The leadership in Washington has consistently failed to develop and implement a coherent policy. The shift of resources and attention from Afghanistan to Iraq almost immediately after the Taliban were first driven from Kabul also underscored a lack of strategic priority. The absence of policy coherence between Washington and its NATO allies early on was replicated by sharp divisions between civilian and military leaders – as reflected in the starkly opposed opinions of the Pentagon and the U.S. embassy in Kabul on the best way forward; most recently evidenced in the departure of General Stanley McChrystal. Measuring inputs rather than outcomes has allowed bureaucrats to trumpet illusory successes. Policymaking has been haphazard, based on the premise that if a bad idea is revived often enough, it might eventually work. Plans for reintegrating the Taliban and establishing local police militias have come and gone and come again with no positive results. Attempts at reconciliation have resulted, likewise, in little more than talk about talks.

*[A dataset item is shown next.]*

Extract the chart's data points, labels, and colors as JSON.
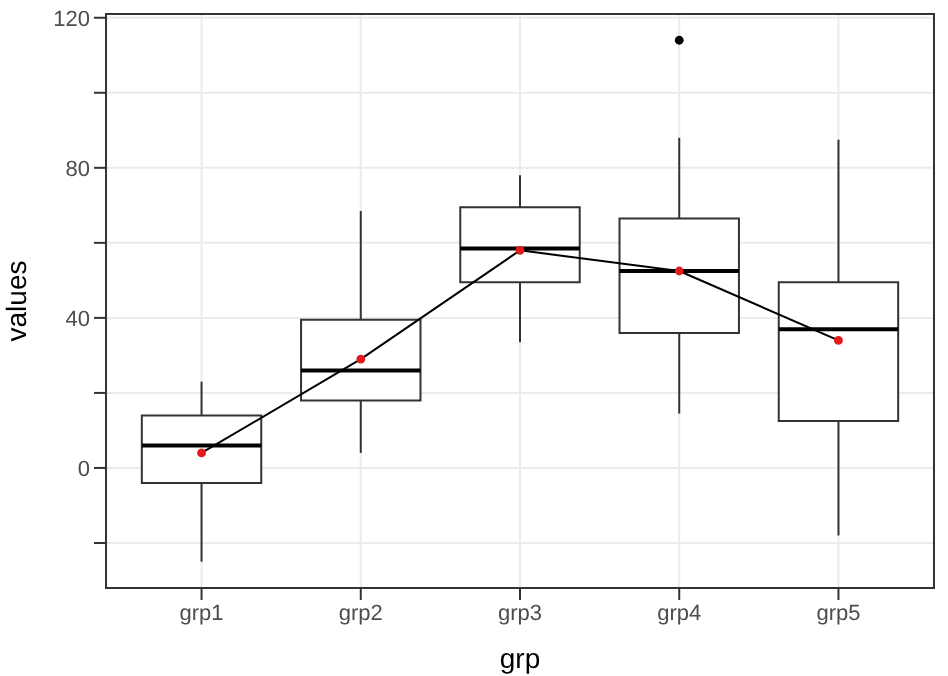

Real work to build a capable police and military only began in 2008. Despite endless pledges to restore the rule of law, efforts to provide Afghans with rudimentary justice have barely started. The international community has repeatedly failed to acknowledge the link between stability and justice, though it has long been evident that grievances against predatory government actors are driving the insurgency.

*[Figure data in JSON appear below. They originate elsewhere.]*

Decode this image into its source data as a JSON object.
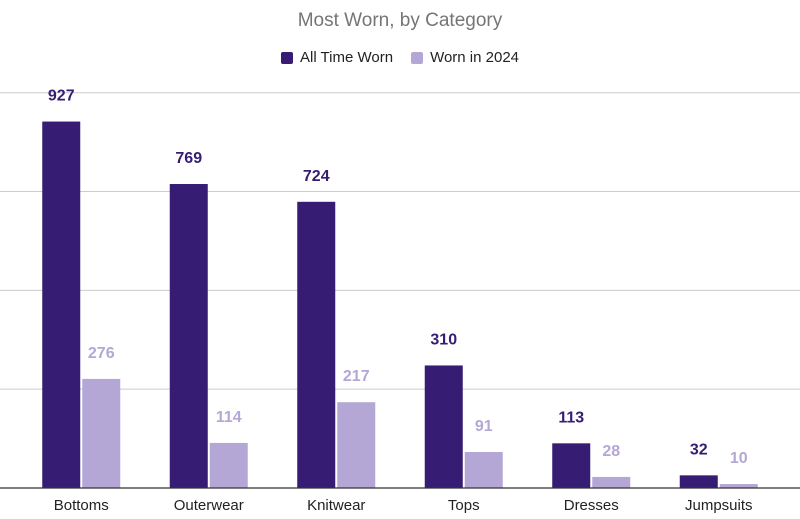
{
  "colors": {
    "all_time": "#361c72",
    "worn_2024": "#b4a7d6",
    "gridline": "#cccccc",
    "axis": "#333333"
  },
  "chart_data": {
    "type": "bar",
    "title": "Most Worn, by Category",
    "xlabel": "",
    "ylabel": "",
    "ylim": [
      0,
      1000
    ],
    "grid": true,
    "legend": "top",
    "categories": [
      "Bottoms",
      "Outerwear",
      "Knitwear",
      "Tops",
      "Dresses",
      "Jumpsuits"
    ],
    "series": [
      {
        "name": "All Time Worn",
        "values": [
          927,
          769,
          724,
          310,
          113,
          32
        ]
      },
      {
        "name": "Worn in 2024",
        "values": [
          276,
          114,
          217,
          91,
          28,
          10
        ]
      }
    ]
  }
}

All of these problems have led many to believe it is time for the foreign forces to leave. Unfortunately, a rush to the exit will not help Afghans nor will it address the very real regional and global security concerns posed by the breakdown of the Afghan state. Without outside support, the Karzai government would collapse, the Taliban would control much of the country and internal conflict would worsen, increasing the prospects of a return of the destructive civil war of the 1990s. Even a partial Taliban victory would provide succour and a refuge for Pakistani jihadi groups. That could intensify violence in Pakistan and increase attacks on India. Afghanistan’s neighbours would step up support for their proxies, injecting military resources, financing and new energy into the war. As conflict spreads – along with refugees, jihadis and other problems – the situation would be well beyond the control of a few drone strikes.

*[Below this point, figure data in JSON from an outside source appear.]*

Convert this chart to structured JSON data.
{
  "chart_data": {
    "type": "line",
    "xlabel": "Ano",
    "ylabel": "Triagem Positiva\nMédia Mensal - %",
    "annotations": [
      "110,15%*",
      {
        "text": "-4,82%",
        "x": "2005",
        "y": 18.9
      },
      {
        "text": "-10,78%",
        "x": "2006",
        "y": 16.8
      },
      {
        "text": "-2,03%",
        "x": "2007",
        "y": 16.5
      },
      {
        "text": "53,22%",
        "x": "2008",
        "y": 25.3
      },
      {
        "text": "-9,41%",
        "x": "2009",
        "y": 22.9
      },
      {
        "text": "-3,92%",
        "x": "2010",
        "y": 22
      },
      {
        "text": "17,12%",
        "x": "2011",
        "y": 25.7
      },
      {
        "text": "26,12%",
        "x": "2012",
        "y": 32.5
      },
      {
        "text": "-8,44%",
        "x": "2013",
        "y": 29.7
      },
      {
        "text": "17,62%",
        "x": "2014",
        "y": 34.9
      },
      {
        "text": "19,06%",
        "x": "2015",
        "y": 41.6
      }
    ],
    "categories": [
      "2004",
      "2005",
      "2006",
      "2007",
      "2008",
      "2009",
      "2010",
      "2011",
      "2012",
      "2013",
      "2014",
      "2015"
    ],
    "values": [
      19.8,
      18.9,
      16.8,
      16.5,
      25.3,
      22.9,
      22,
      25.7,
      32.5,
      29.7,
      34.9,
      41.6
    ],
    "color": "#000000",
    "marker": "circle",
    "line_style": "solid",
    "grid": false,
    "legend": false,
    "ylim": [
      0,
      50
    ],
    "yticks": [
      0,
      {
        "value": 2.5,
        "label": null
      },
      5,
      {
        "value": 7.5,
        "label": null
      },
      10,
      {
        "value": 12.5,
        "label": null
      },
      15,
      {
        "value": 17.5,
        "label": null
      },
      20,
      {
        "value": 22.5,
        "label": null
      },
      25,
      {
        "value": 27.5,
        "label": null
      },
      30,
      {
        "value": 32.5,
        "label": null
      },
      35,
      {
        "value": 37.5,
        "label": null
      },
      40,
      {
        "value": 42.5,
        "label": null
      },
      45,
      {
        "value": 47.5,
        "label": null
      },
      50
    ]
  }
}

This paper is aimed at reminding policymakers of the deep problems that exist in Afghanistan. Any plan that fails to deal with the decay in Kabul will not succeed. President Hamid Karzai no longer enjoys the legitimacy and popularity he once had and he has subsequently lost his ability to stitch together lasting political deals. Despite the rhetoric surrounding reconciliation, Karzai is in no position to act alone as a guarantor for the interests of the Afghan state. In the current political context, negotiations with the insurgents stand a slim chance of success. Instead, the key to fighting the insurgency and bringing about the conditions for a political settlement lies in improving security, justice and governance and, as previous Crisis Group reports have shown, there are few quick fixes in these areas.